Wong Timothy, Brovman Ethan Y, Rao Nikhilesh, Tsai Mitchell H, Urman Richard D
Department of Anesthesiology, University of Vermont College of Medicine, Burlington, VT, USA.
Department of Anesthesiology, Perioperative and Pain Medicine, Brigham and Women's Hospital, Boston, MA, USA.
J Clin Med Res. 2020 Jan;12(1):18-25. doi: 10.14740/jocmr4029. Epub 2020 Jan 6.
Over the past several decades, diabetes mellitus has contributed to a significant disease burden in the general population. Evidence suggests that patients with a coexisting diabetes diagnosis consume more hospital resources, and have higher readmission rates compared to those who do not. Against the backdrop of bundled-payment programs, healthcare systems cannot underestimate the importance of monitoring patient health information at the population level.
Using the data from the Centers for Medicare and Medicaid Services (CMS) administrative claims database, we created a dashboard prototype to enable hospitals to examine the impact of diabetes on their all-cause readmission rates and financial implications if diabetes was present at the index hospitalization. The technical design involved loading the relevant 10th revision of International Classification of Diseases (ICD-10) codes provided by the medical team and flagging diabetes patients at the claim. These patients were then tagged for readmissions within the same database. The odds ratios were determined based on data from two groups: those with diabetes at index hospitalization which include type 1 only, type 2 only, and type 1 and type 2 diabetes, plus those without diabetes at index hospitalization.
The dashboard presents summary data of diabetes readmissions quality metrics at a national level. Users can visualize summary data of each state and compare odds ratios for readmissions as well as raw hospitalization data at their facility. Dashboard users can also view data classified by a diagnosis-related group (DRG) system. In addition to a "national" data view, for users who inquire about data specific to demographic regions, the DRG view can be further stratified at the state level or county level. At the DRG level, users can view data about the cost per readmissions for all index hospitalization with and without diabetes.

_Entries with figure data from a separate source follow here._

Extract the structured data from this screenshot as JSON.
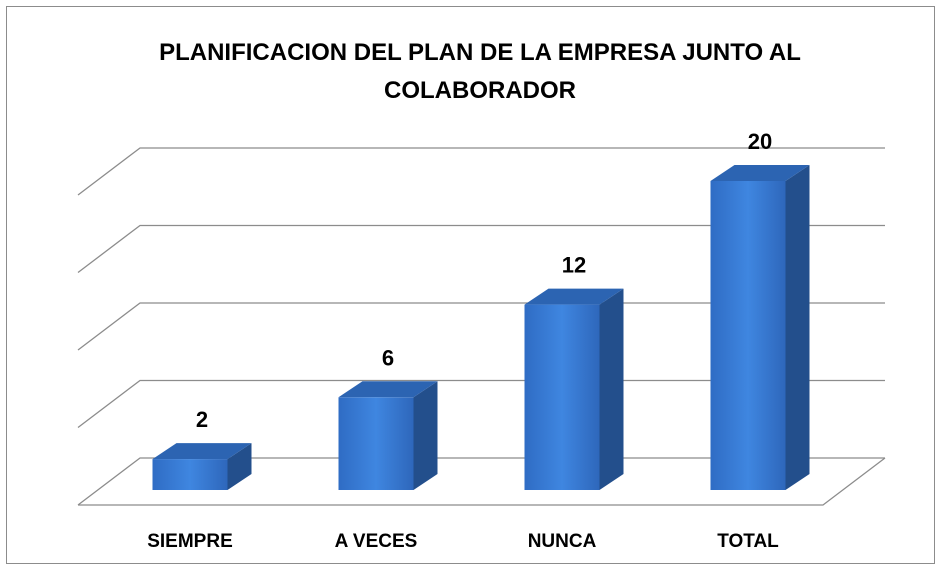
{
  "chart_data": {
    "type": "bar3d",
    "title": "PLANIFICACION DEL PLAN DE LA EMPRESA JUNTO AL COLABORADOR",
    "categories": [
      "SIEMPRE",
      "A VECES",
      "NUNCA",
      "TOTAL"
    ],
    "values": [
      2,
      6,
      12,
      20
    ],
    "color": "#3b7dd8",
    "ylim": [
      0,
      20
    ],
    "yticks": [
      0,
      5,
      10,
      15,
      20
    ],
    "grid": true
  }
}
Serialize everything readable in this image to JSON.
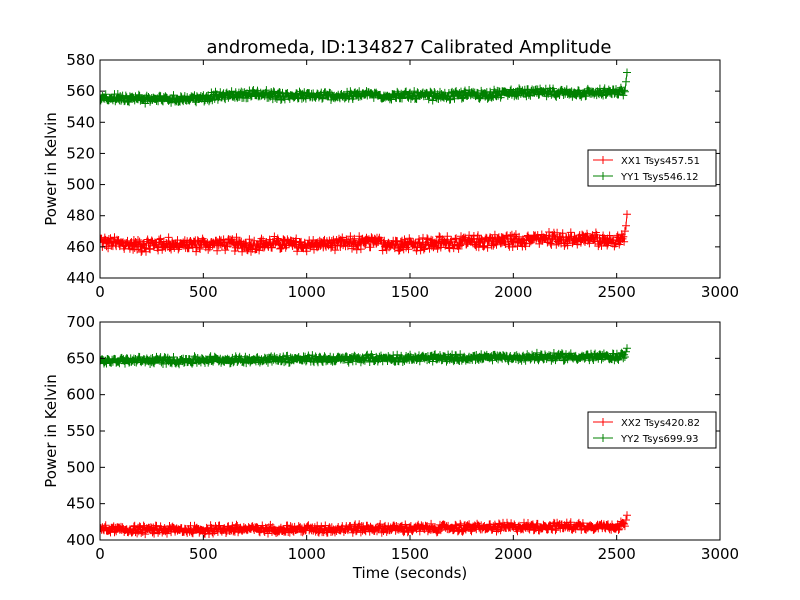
{
  "figure_title": "andromeda, ID:134827 Calibrated Amplitude",
  "chart_data": [
    {
      "type": "line",
      "title": "andromeda, ID:134827 Calibrated Amplitude",
      "xlabel": "",
      "ylabel": "Power in Kelvin",
      "xlim": [
        0,
        3000
      ],
      "ylim": [
        440,
        580
      ],
      "xticks": [
        0,
        500,
        1000,
        1500,
        2000,
        2500,
        3000
      ],
      "yticks": [
        440,
        460,
        480,
        500,
        520,
        540,
        560,
        580
      ],
      "grid": false,
      "legend_position": "right",
      "series": [
        {
          "name": "XX1 Tsys457.51",
          "color": "#ff0000",
          "marker": "plus",
          "x": [
            0,
            100,
            200,
            300,
            400,
            500,
            600,
            700,
            800,
            900,
            1000,
            1100,
            1200,
            1300,
            1400,
            1500,
            1600,
            1700,
            1800,
            1900,
            2000,
            2100,
            2200,
            2300,
            2400,
            2500,
            2540,
            2550
          ],
          "y": [
            463,
            462,
            461,
            462,
            461,
            462,
            462,
            461,
            462,
            462,
            461,
            462,
            462,
            463,
            462,
            462,
            462,
            463,
            463,
            464,
            464,
            465,
            465,
            465,
            465,
            464,
            466,
            481
          ],
          "noise": 3.5
        },
        {
          "name": "YY1 Tsys546.12",
          "color": "#008000",
          "marker": "plus",
          "x": [
            0,
            100,
            200,
            300,
            400,
            500,
            600,
            700,
            800,
            900,
            1000,
            1100,
            1200,
            1300,
            1400,
            1500,
            1600,
            1700,
            1800,
            1900,
            2000,
            2100,
            2200,
            2300,
            2400,
            2500,
            2540,
            2550
          ],
          "y": [
            555,
            556,
            555,
            555,
            555,
            556,
            557,
            558,
            558,
            557,
            557,
            557,
            557,
            558,
            557,
            557,
            557,
            557,
            558,
            558,
            559,
            559,
            559,
            559,
            559,
            559,
            560,
            572
          ],
          "noise": 2.2
        }
      ]
    },
    {
      "type": "line",
      "title": "",
      "xlabel": "Time (seconds)",
      "ylabel": "Power in Kelvin",
      "xlim": [
        0,
        3000
      ],
      "ylim": [
        400,
        700
      ],
      "xticks": [
        0,
        500,
        1000,
        1500,
        2000,
        2500,
        3000
      ],
      "yticks": [
        400,
        450,
        500,
        550,
        600,
        650,
        700
      ],
      "grid": false,
      "legend_position": "right",
      "series": [
        {
          "name": "XX2 Tsys420.82",
          "color": "#ff0000",
          "marker": "plus",
          "x": [
            0,
            100,
            200,
            300,
            400,
            500,
            600,
            700,
            800,
            900,
            1000,
            1100,
            1200,
            1300,
            1400,
            1500,
            1600,
            1700,
            1800,
            1900,
            2000,
            2100,
            2200,
            2300,
            2400,
            2500,
            2540,
            2550
          ],
          "y": [
            415,
            414,
            414,
            414,
            414,
            414,
            415,
            415,
            415,
            415,
            415,
            415,
            416,
            416,
            416,
            416,
            416,
            417,
            417,
            417,
            418,
            418,
            419,
            419,
            419,
            419,
            421,
            434
          ],
          "noise": 4.5
        },
        {
          "name": "YY2 Tsys699.93",
          "color": "#008000",
          "marker": "plus",
          "x": [
            0,
            100,
            200,
            300,
            400,
            500,
            600,
            700,
            800,
            900,
            1000,
            1100,
            1200,
            1300,
            1400,
            1500,
            1600,
            1700,
            1800,
            1900,
            2000,
            2100,
            2200,
            2300,
            2400,
            2500,
            2540,
            2550
          ],
          "y": [
            647,
            647,
            647,
            647,
            647,
            648,
            648,
            648,
            649,
            649,
            649,
            649,
            649,
            650,
            650,
            650,
            650,
            650,
            651,
            651,
            651,
            652,
            652,
            652,
            652,
            652,
            654,
            664
          ],
          "noise": 4
        }
      ]
    }
  ]
}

The dashboard prototype offers users a virtual interface which displays visual data for quick interpretation, monitors changes at a population level, and enables administrators to benchmark facility data against local and national trends. This is an important step in using data analytics to drive population level decision making to ultimately improve medical systems.
在过去几十年中,糖尿病给普通人群带来了沉重的疾病负担。有证据表明,与未患糖尿病的患者相比,同时患有糖尿病的患者消耗更多的医院资源,再入院率也更高。在捆绑支付计划的背景下,医疗系统不能低估在人群层面监测患者健康信息的重要性。
利用医疗保险和医疗补助服务中心(CMS)行政索赔数据库的数据,我们创建了一个仪表板原型,以使医院能够检查糖尿病对其全因再入院率的影响,以及如果在首次住院时患有糖尿病所产生的财务影响。技术设计包括加载医疗团队提供的相关国际疾病分类第十版(ICD-10)代码,并在索赔中标记糖尿病患者。然后在同一数据库中对这些患者的再入院情况进行标记。根据两组数据确定比值比:首次住院时患有糖尿病的患者,包括仅1型糖尿病、仅2型糖尿病以及1型和2型糖尿病患者,以及首次住院时未患糖尿病的患者。
该仪表板展示了全国范围内糖尿病再入院质量指标的汇总数据。用户可以直观看到每个州的汇总数据,并比较再入院的比值比以及其所在医疗机构的原始住院数据。仪表板用户还可以查看按诊断相关分组(DRG)系统分类的数据。除了“全国”数据视图外,对于询问特定人口区域数据的用户,DRG视图可以在州一级或县一级进一步分层。在DRG层面,用户可以查看所有有或无糖尿病的首次住院的每次再入院成本数据。
仪表板原型为用户提供了一个虚拟界面,该界面显示可视化数据以便快速解读,在人群层面监测变化,并使管理人员能够根据当地和全国趋势对医疗机构数据进行基准对比。这是利用数据分析推动人群层面决策以最终改善医疗系统的重要一步。